Given how bicubic and similar filters have quite consistent lowpass filtering, some of the blurring effect can be compensated with an additional, sharpening filter. This is what for example my friend Michal Drobot proposed in his talk on TAA for Far Cry 4 (and others have arrived to and used independently) – after resampling, do a global uniform sharpening pass on the whole image to counter some of the blurriness. Given how blurriness is relatively constant, sharpen filter can be even designed to recover the missing input frequencies accurately!
Bilinear / bicubic alternatives – (windowed) sinc
It’s worth noting that resampling filters don’t have to necessarily so heavily blur out the images and their frequency response can be much more high frequency preserving. This is beyond scope of this blog post, but some bicubic filters are actually designed to be slightly sharpening and boosting some of the high frequencies (Catmull-Rom spline – often used in TAA for continuous resampling).
Such built-in sharpening might not be desired, so many filters are designed to be as frequency preserving as possible (windowed sinc like Lanczos). As I mentioned, it is beyond the scope of this blog post, but just for fun, I include example frequency response of a truncated (non windowed!) sinc, as well as final gif comparison. Such a sinc is also featured in my shadertoy.

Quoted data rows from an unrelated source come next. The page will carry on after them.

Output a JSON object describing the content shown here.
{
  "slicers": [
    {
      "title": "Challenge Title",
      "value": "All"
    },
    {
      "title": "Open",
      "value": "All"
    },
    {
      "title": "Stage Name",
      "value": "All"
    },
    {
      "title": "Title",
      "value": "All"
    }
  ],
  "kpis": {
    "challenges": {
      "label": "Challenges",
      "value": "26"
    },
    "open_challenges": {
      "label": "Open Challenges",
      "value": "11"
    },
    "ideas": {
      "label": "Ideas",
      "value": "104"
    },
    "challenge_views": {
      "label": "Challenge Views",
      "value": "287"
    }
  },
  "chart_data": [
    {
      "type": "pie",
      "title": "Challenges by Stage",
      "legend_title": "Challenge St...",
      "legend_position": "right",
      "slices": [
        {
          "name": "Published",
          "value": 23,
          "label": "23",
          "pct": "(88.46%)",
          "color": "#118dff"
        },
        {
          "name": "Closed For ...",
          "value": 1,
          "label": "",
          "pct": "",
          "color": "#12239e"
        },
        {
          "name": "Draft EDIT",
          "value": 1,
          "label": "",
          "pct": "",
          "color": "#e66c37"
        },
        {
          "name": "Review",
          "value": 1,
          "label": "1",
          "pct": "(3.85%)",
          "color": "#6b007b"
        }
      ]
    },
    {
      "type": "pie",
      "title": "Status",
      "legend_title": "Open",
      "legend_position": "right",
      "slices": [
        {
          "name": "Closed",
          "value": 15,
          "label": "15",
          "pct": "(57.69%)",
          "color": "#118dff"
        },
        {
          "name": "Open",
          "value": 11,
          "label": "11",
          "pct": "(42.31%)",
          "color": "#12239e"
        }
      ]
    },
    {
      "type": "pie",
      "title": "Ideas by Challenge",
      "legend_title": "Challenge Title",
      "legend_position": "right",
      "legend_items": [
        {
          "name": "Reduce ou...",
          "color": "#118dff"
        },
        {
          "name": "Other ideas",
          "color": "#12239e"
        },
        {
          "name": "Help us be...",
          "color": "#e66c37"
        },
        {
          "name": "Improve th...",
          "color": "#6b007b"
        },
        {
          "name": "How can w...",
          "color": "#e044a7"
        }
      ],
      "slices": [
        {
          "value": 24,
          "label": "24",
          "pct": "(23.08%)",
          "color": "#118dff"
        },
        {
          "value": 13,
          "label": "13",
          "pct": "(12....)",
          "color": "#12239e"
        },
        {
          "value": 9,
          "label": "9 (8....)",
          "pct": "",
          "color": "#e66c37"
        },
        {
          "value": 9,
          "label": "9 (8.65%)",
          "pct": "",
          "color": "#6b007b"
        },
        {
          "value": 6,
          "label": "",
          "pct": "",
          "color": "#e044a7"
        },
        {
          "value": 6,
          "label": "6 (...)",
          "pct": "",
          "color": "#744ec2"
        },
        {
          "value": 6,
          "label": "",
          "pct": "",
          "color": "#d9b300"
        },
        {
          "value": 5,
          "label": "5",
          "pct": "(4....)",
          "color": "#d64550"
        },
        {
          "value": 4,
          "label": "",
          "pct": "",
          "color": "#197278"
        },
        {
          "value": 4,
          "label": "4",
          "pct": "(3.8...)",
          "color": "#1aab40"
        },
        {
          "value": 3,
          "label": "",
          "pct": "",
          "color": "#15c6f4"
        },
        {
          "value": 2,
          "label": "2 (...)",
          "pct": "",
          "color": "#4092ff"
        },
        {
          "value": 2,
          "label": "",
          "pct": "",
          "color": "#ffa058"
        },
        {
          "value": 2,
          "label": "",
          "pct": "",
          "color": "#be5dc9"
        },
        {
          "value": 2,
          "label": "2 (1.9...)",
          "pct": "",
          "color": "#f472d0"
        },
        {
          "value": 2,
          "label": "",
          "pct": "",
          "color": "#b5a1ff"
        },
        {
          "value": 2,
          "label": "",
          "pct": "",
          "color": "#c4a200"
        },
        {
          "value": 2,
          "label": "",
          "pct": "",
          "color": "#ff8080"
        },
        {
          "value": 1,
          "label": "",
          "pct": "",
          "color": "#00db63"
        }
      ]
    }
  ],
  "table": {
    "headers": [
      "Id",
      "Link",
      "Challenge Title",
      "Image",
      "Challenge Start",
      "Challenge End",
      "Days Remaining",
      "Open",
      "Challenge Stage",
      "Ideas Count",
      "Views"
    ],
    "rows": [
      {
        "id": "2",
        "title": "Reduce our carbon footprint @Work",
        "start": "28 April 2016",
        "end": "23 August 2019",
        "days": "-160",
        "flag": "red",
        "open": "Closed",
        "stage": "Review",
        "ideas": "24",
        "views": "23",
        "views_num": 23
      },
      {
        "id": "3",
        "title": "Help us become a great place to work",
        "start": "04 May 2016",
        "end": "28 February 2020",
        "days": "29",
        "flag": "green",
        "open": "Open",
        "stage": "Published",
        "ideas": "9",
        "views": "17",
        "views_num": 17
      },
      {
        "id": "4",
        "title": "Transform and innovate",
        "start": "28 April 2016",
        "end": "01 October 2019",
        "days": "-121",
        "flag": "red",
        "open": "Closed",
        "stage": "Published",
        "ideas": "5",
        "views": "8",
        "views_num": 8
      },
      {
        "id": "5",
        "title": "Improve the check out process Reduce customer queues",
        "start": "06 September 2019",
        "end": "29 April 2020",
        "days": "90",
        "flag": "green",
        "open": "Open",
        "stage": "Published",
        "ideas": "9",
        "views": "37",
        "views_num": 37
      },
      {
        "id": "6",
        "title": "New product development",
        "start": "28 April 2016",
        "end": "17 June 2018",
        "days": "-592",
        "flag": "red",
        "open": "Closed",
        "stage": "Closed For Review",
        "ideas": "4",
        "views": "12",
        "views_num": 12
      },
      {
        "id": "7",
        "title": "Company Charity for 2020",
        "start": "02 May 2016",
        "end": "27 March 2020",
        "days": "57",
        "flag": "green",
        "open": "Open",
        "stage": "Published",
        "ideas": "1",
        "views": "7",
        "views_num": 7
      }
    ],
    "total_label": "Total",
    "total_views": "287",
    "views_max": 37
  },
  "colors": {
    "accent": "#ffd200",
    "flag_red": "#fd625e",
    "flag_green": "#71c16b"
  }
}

For much more complete and comprehensive treatment of filter trade-offs (sharpness, ringing, oversharpening), I again highly recommend this classic paper from Mitchell and Netravali – be sure to check it out.
This post touched on lots of topics and connection between them (I hope that it could be inspiring for you to go deeper into them) – I started with analyzing the most common, simple, ardware accelerated image interpolation filter – bilinear. I discussed its limitations and why it is often replaced (especially when interpolating from very low resolution textures) by other filters like bicubic – which might seem counter-intuitive given that they are much blurrier. I discussed what causes the “bilinear artifacts”, both from the simple spatial filtering perspective, as well as the effect of variance loss / contrast reduction / lowpass filtering. I barely scratched surface of the topic of interpolation, but I had fun writing it (and creating the visualizations), so expect some follow up posts about it in the future!